A part of me believes her, but I refuse to give into weakness, or doubt. Softly, I sit up in our bed, careful not to disturb the man asleep beside me. Gently, I take his artificial hand into both of mine. He had been concerned, that I would be repulsed by the circuits and wires that lay beneath the impressive illusion of skin. It didn't bother me in the slightest. I knew what it meant to him, how he wore it as proudly as any other battle scar – perhaps even more. The black glove he usually wears is absent, cast aside on the nightstand for sleep. In the pale moonlight, it appears as any other human appendage. But I know better.

It is a reminder for Luke, that hand, so often encased in black. Covered not due to shame, but as symbolism. For him, it is a constant remembrance of how close he came to the Dark Side, how close he came to being his father. I think tomorrow I will ask him if its time to let go of the security the glove affords him. After all, tonight I am removing my own.

I turn my attention back to the Hand. She smirks cruelly, maliciously. She cannot guess what I am thinking, she doesn't have the emotional strength. The balance has been tipped, and I now hold the power. But I will never be free if I allow her to fade back into the shadows of myself. No, she will be the last person I ever kill in cold blood.

It is self-defence, really. I act not in anger, nor in fear. I can't – I serve the light now. In the pale gloom of my mind, she ignites her lightsaber, the magenta light flickering hauntingly in her eyes. I await her attack, knowing she will see my inactivity as surrender. She advances slowly towards me, poised for the final blow that will make me hers again. At the last moment, I ignite by own blue saber, illuminating all of the shadows in the room. The darkness recedes as I swing forcefully, cutting off her attack and delivering the killer blow to my last enemy.

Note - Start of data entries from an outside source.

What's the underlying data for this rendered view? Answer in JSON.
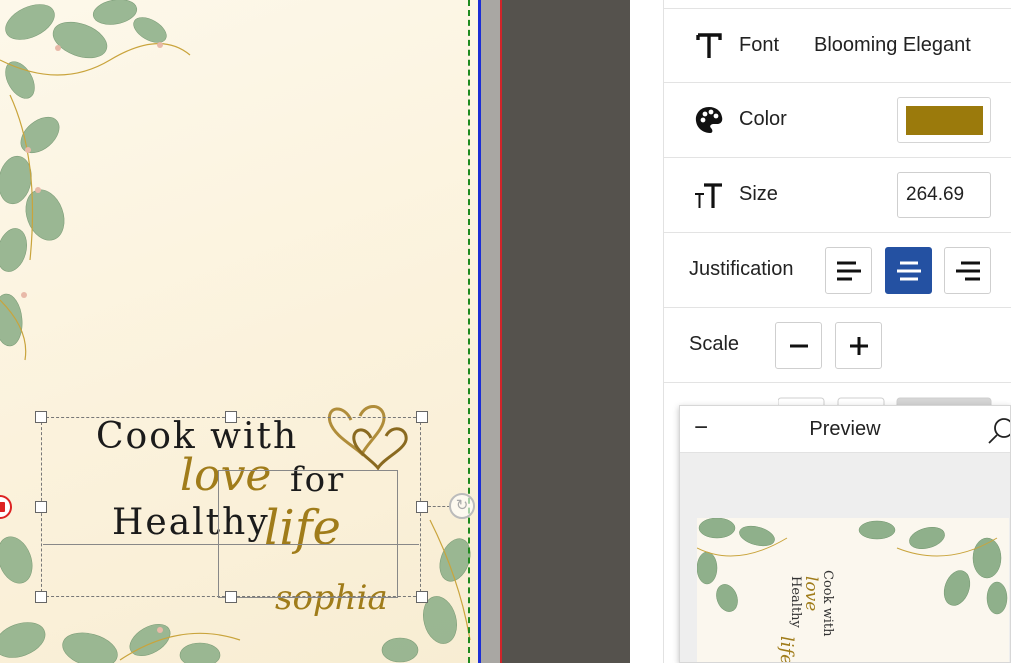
{
  "design": {
    "line1": "Cook with",
    "script_love": "love",
    "word_for": "for",
    "line3": "Healthy",
    "script_life": "life",
    "signature": "sophia"
  },
  "panel": {
    "font_label": "Font",
    "font_value": "Blooming Elegant",
    "color_label": "Color",
    "color_value": "#9b7a0c",
    "size_label": "Size",
    "size_value": "264.69",
    "justification_label": "Justification",
    "justification_selected": "center",
    "scale_label": "Scale"
  },
  "preview": {
    "title": "Preview",
    "minimize_symbol": "−"
  },
  "colors": {
    "safe_guide": "#1f8a1f",
    "trim_guide": "#1c2ed6",
    "bleed_guide": "#d0242a",
    "active_button": "#2451a2",
    "script_gold": "#a07c1a"
  }
}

It feels like freedom. There is silence in the room as I sigh in relief. The sounds of Luke's breathing join with mine in tandem, and I realise I am still clutching his hand. I look to the shadows, and they are empty. Relieved, and for the first time, at ease, I lay back down next to my husband. His other arm unconsciously moves around me, and I lay my head on his chest, rejoicing in my victory.

The Hand is dead. Mara Jade Skywalker has been born.